The Maxwell family has agreed to donate The Echo to a new nonprofit corporation.  I will not own the newspaper.  The Oglethorpe Echo Legacy Inc. will.

Initially, I will serve as its chairman of the board.  The governing body will be a diverse board of directors, chosen from Oglethorpe County citizens.  We will all be volunteers.  We plan to appoint a youth board of advisers, too.  If the newspaper’s legacy is to flourish, the collective support and guidance of multiple generations is essential.
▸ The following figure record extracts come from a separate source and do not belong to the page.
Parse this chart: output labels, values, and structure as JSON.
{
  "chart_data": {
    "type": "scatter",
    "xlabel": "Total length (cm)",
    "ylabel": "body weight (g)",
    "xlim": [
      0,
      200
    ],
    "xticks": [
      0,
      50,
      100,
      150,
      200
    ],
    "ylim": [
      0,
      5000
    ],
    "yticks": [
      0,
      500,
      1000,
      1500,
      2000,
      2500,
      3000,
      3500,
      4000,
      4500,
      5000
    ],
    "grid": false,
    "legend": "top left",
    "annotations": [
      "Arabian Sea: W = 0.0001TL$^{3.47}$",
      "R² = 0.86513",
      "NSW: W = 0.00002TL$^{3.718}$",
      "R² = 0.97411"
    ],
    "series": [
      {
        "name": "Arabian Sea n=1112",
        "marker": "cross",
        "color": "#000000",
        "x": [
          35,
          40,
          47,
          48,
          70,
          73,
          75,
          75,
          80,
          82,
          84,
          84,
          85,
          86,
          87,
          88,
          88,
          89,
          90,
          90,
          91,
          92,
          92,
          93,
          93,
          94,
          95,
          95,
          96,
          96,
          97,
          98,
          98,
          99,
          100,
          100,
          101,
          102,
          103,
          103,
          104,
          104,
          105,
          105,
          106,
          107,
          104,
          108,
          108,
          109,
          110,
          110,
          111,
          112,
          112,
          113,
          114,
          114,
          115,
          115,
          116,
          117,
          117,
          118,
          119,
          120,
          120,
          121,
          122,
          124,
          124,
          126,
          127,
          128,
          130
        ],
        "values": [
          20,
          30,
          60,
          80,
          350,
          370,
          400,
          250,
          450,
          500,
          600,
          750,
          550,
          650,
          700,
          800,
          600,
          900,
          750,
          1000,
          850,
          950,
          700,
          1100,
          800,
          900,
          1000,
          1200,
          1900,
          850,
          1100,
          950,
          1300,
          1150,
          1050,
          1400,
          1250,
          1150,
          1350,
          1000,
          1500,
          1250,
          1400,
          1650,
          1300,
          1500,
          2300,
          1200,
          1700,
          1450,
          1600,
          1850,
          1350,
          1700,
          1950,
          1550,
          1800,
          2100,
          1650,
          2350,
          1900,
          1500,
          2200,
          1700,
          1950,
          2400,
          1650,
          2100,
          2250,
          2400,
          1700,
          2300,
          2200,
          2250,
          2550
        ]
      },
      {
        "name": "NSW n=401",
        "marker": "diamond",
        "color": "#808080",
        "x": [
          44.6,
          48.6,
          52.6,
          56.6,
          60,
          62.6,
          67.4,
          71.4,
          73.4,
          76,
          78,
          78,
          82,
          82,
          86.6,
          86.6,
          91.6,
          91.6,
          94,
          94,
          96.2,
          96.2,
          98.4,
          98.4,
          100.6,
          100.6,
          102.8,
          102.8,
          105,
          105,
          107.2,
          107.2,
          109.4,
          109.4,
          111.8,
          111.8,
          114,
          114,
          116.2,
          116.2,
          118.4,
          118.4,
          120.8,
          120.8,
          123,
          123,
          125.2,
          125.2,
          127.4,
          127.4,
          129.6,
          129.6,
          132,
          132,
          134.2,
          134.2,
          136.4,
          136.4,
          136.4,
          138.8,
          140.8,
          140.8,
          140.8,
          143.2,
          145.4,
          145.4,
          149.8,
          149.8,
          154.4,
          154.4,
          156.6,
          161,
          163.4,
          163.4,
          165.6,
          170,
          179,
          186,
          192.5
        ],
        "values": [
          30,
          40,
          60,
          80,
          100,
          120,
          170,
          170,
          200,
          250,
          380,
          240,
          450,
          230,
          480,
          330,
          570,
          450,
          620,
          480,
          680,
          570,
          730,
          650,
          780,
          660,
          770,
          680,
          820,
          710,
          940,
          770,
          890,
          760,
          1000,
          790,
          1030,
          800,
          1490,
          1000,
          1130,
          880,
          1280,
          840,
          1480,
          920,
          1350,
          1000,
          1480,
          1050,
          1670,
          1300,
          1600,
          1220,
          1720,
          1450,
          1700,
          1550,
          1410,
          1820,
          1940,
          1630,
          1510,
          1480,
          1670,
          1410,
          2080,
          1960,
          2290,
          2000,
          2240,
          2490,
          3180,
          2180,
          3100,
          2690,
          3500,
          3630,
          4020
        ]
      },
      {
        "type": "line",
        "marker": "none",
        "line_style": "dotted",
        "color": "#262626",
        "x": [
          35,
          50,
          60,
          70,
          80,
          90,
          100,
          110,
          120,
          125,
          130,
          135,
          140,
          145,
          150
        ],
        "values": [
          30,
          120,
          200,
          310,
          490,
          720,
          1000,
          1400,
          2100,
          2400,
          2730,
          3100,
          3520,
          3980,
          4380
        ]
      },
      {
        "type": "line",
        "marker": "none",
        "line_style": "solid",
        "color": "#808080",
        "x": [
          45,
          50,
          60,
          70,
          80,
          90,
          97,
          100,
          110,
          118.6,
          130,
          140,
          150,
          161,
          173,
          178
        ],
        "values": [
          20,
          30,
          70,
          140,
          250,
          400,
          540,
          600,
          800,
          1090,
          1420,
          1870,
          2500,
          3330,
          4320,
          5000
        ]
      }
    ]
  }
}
            While the new company is going to be a nonprofit corporation, that doesn’t mean The Echo doesn’t have to worry about being a sound business entity.  No, no.  The newspaper, more than ever, will need advertising and readers.  The nonprofit status allows tax-deductible donations to help cover the expenses.  Please read Amy Stone’s column in this edition.

            After my initial talk with Ralph, I wondered how The Echo could fill its news hole.  A call to UGA’s Henry W. Grady College of Journalism and Mass Communications answered that question.  Dean Charles Davis endorsed the idea of using your newspaper as a laboratory for senior journalism students to gain real-life experience.  Instructor Andy Johnston, a veteran newspaperman, will mentor the student reporters, photographers and graphic artists.  I will serve as an adviser, too.  We’ll still need community volunteers for photos and articles.
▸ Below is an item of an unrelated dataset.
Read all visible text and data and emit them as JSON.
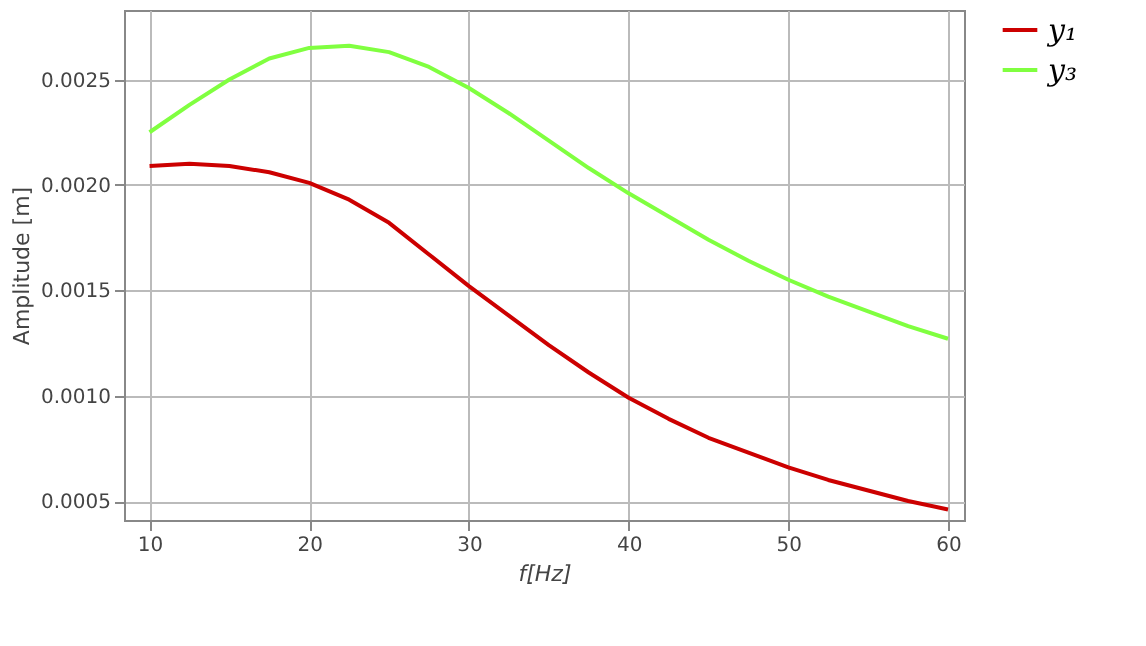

            Dozens of you have asked, “How can I help?”  In three words: Subscribe and advertise.  And encourage others to do so as well.  Your word-of-mouth promotion is vital.  Consider yourself on the team.  Teamwork really works.  

            Soon we will announce the formation of Friends of The Echo.  We will be asking for volunteers to help keep office open, answer the telephone and serve as goodwill ambassadors for The Oglethorpe Echo.  Even if you can’t contribute financially, we’ll welcome your donated time and energies.

            The ultimate plan is to have a senior “capstone class” from the Grady College to be assigned to The Echo.  That won’t happen until next semester. In the interim, a team of student interns will form a bridge from Nov. 1 until mid-January 2022.  Be assured there will be some growing pains, so we ask for your patience and understanding.

            Yes, we still have a list of unanswered questions. 

            Stand by.  The answers are forthcoming.

            In the meantime, we heard you.

            You want your newspaper.

            Together, we can make that happen.

            Thank you, Oglethorpe County.